Corns and calluses form when the skin is exposed to excessive pressure or friction.
The body responds by thickening the skin to protect it from further damage. While corns and calluses are usually painless, our Arizona foot care specialist adds, they can become painful if they press on a nerve or rub against a bone.
What are Corns and Calluses?
Corns are small, round areas of thickened skin that usually form on the toes.
Calluses are larger areas of thickened skin that usually form on weight-bearing areas, such as the soles of the feet.
Corns and calluses are there to protect you. However, they also have some downsides:
- Corns and calluses can be unsightly.
- They can both become inflamed and painful - especially corns.
- Both corns and calluses can be a medical risk if your circulation or nerves are compromised, such as diabetes complications.
What Causes Corns and Calluses?
Corns and calluses are usually the result of friction and pressure against the skin.
This can happen when you wear ill-fitting shoes, walk barefoot on a hard and/or rough surface, or have some other rough surface repeatedly rub against your feet.
Corns for the most part always form on your feet. Calluses, while they often form on the feet, can also occur on the palms of the hands or other areas of the body. Corns and calluses are not dangerous and don’t usually cause pain. However, if they do cause pain, then you should get them treated right away.
Can Corns and Calluses be Treated at Home?
It's not always necessary to seek professional treatment for corns and calluses. There are a few things you can do to treat them at home.
One way to reduce them is to wear shoes that fit well and provide ample room for your toes. This will remove any shoes that caused the friction in the first place, while also ensuring no new friction will start on the corns and calluses.
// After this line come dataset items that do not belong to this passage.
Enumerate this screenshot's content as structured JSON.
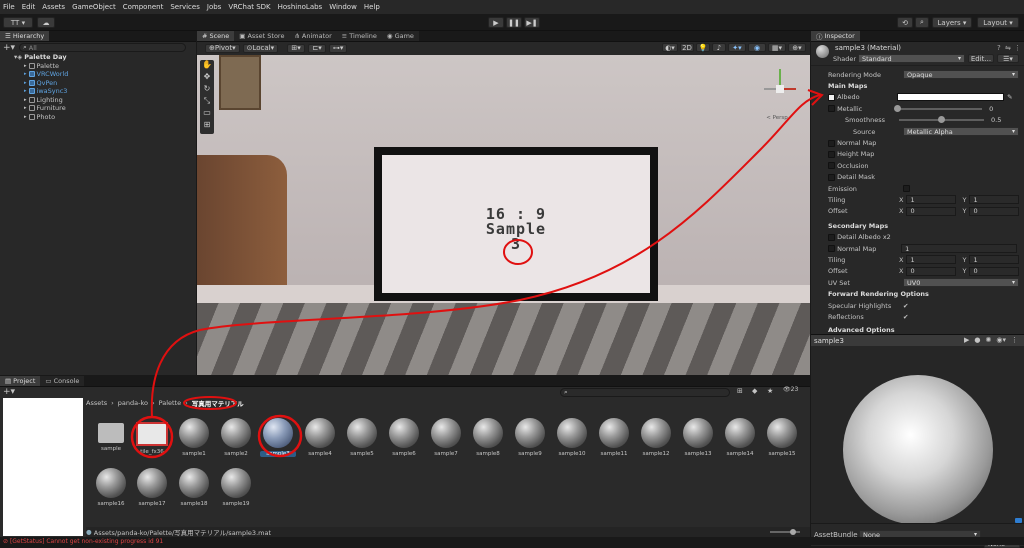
{
  "menu": [
    "File",
    "Edit",
    "Assets",
    "GameObject",
    "Component",
    "Services",
    "Jobs",
    "VRChat SDK",
    "HoshinoLabs",
    "Window",
    "Help"
  ],
  "toolbar": {
    "account": "TT",
    "layers": "Layers",
    "layout": "Layout"
  },
  "hierarchy": {
    "tab": "Hierarchy",
    "search": "All",
    "scene": "Palette Day",
    "items": [
      "Palette",
      "VRCWorld",
      "QvPen",
      "iwaSync3",
      "Lighting",
      "Furniture",
      "Photo"
    ]
  },
  "scene_tabs": {
    "scene": "Scene",
    "asset_store": "Asset Store",
    "animator": "Animator",
    "timeline": "Timeline",
    "game": "Game"
  },
  "scene_toolbar": {
    "pivot": "Pivot",
    "local": "Local",
    "gizmo_size": "2D",
    "persp": "< Persp"
  },
  "scene_view": {
    "line1": "16 : 9",
    "line2": "Sample",
    "line3": "3"
  },
  "inspector": {
    "tab": "Inspector",
    "material_name": "sample3 (Material)",
    "shader_label": "Shader",
    "shader": "Standard",
    "edit": "Edit...",
    "rendering_mode_label": "Rendering Mode",
    "rendering_mode": "Opaque",
    "main_maps": "Main Maps",
    "albedo": "Albedo",
    "metallic": "Metallic",
    "metallic_val": "0",
    "smoothness": "Smoothness",
    "smoothness_val": "0.5",
    "source": "Source",
    "source_val": "Metallic Alpha",
    "normal_map": "Normal Map",
    "height_map": "Height Map",
    "occlusion": "Occlusion",
    "detail_mask": "Detail Mask",
    "emission": "Emission",
    "tiling": "Tiling",
    "offset": "Offset",
    "x": "X",
    "y": "Y",
    "tiling_x": "1",
    "tiling_y": "1",
    "offset_x": "0",
    "offset_y": "0",
    "secondary_maps": "Secondary Maps",
    "detail_albedo": "Detail Albedo x2",
    "normal_map2": "Normal Map",
    "normal_scale": "1",
    "tiling2_x": "1",
    "tiling2_y": "1",
    "offset2_x": "0",
    "offset2_y": "0",
    "uv_set": "UV Set",
    "uv_val": "UV0",
    "forward_opts": "Forward Rendering Options",
    "specular": "Specular Highlights",
    "reflections": "Reflections",
    "advanced": "Advanced Options",
    "preview_name": "sample3",
    "assetbundle_label": "AssetBundle",
    "assetbundle": "None",
    "variant": "None"
  },
  "project": {
    "tab_project": "Project",
    "tab_console": "Console",
    "breadcrumb": [
      "Assets",
      "panda-ko",
      "Palette",
      "写真用マテリアル"
    ],
    "count": "23",
    "path": "Assets/panda-ko/Palette/写真用マテリアル/sample3.mat",
    "row1": [
      "sample",
      "tile_fx36",
      "sample1",
      "sample2",
      "sample3",
      "sample4",
      "sample5",
      "sample6",
      "sample7",
      "sample8",
      "sample9",
      "sample10",
      "sample11",
      "sample12",
      "sample13",
      "sample14",
      "sample15"
    ],
    "row2": [
      "sample16",
      "sample17",
      "sample18",
      "sample19"
    ]
  },
  "status": {
    "message": "[GetStatus] Cannot get non-existing progress id 91"
  },
  "colors": {
    "accent": "#2c5d87",
    "annotation": "#e01010",
    "warning": "#e04040"
  }
}
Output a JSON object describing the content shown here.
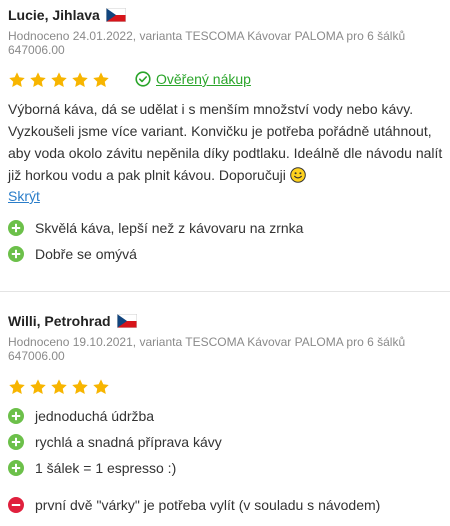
{
  "colors": {
    "star": "#f7b500",
    "verified": "#2aa52a",
    "link": "#2a7dc9",
    "pro": "#6cc04a",
    "con": "#e0203d"
  },
  "reviews": [
    {
      "author": "Lucie, Jihlava",
      "flag_icon": "czech-flag-icon",
      "meta_line1": "Hodnoceno 24.01.2022, varianta TESCOMA Kávovar PALOMA pro 6 šálků",
      "meta_line2": "647006.00",
      "rating": 5,
      "verified_label": "Ověřený nákup",
      "text": "Výborná káva, dá se udělat i s menším množství vody nebo kávy. Vyzkoušeli jsme více variant. Konvičku je potřeba pořádně utáhnout, aby voda okolo závitu nepěnila díky podtlaku. Ideálně dle návodu nalít již horkou vodu a pak plnit kávou. Doporučuji",
      "hide_label": "Skrýt",
      "pros": [
        "Skvělá káva, lepší než z kávovaru na zrnka",
        "Dobře se omývá"
      ],
      "cons": []
    },
    {
      "author": "Willi, Petrohrad",
      "flag_icon": "czech-flag-icon",
      "meta_line1": "Hodnoceno 19.10.2021, varianta TESCOMA Kávovar PALOMA pro 6 šálků",
      "meta_line2": "647006.00",
      "rating": 5,
      "pros": [
        "jednoduchá údržba",
        "rychlá a snadná příprava kávy",
        "1 šálek = 1 espresso :)"
      ],
      "cons": [
        "první dvě \"várky\" je potřeba vylít (v souladu s návodem)"
      ]
    }
  ]
}
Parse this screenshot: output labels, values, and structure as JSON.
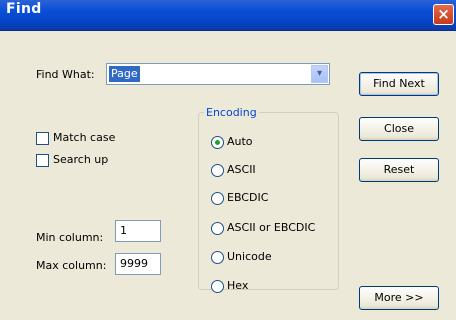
{
  "window": {
    "title": "Find",
    "close_glyph": "×"
  },
  "find_what": {
    "label": "Find What:",
    "value": "Page",
    "dropdown_glyph": "▾"
  },
  "options": {
    "match_case": {
      "label": "Match case",
      "checked": false
    },
    "search_up": {
      "label": "Search up",
      "checked": false
    }
  },
  "encoding": {
    "title": "Encoding",
    "options": [
      "Auto",
      "ASCII",
      "EBCDIC",
      "ASCII or EBCDIC",
      "Unicode",
      "Hex"
    ],
    "selected": "Auto"
  },
  "columns": {
    "min": {
      "label": "Min column:",
      "value": "1"
    },
    "max": {
      "label": "Max column:",
      "value": "9999"
    }
  },
  "buttons": {
    "find_next": "Find Next",
    "close": "Close",
    "reset": "Reset",
    "more": "More >>"
  },
  "colors": {
    "titlebar": "#0646c8",
    "dialog_bg": "#ece9d8",
    "selection": "#316ac5",
    "radio_selected": "#21a121",
    "group_title": "#0046d5"
  },
  "icons": {
    "close": "close-icon",
    "dropdown": "chevron-down-icon"
  }
}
Additionally, moleskin pads and some other conservative treatments can help to cushion and protect the affected area, which can help them go away in their own time.
Additionally, soaking your feet in warm water can help to soften the hard skin. You can then gently thin them out using an emery board or a pumice stone to remove a small amount of dead skin. Be careful not to remove too much skin, which could cause a wound to open up and risk an infection.
After soaking and filing, make sure also to apply lotion or moisturizing cream to the affected area every day to help smooth the skin.
With some care and attention, corns and calluses can be managed at home. Learn about the benefits of custom orthotics.
When Should I See a Doctor About Corns and Calluses?
There are certain situations where it would benefit you to see our podiatrists for your corns and calluses. Here are a few:
- If you have diabetes and/or neuropathy, you should have our doctors take a look at your corns or calluses. These conditions can make it difficult for corns and calluses to heal, and you're at a higher risk of cuts, infections, and sores.
- If they are painful, it is a sign that you need to come in to get them checked out. In addition to pain, other symptoms that may indicate a need for medical treatment include redness, swelling, and discharge.
- If they keep coming back, it's probably time to have them checked by our doctors. This may be a sign of an underlying problem that we can help you figure out.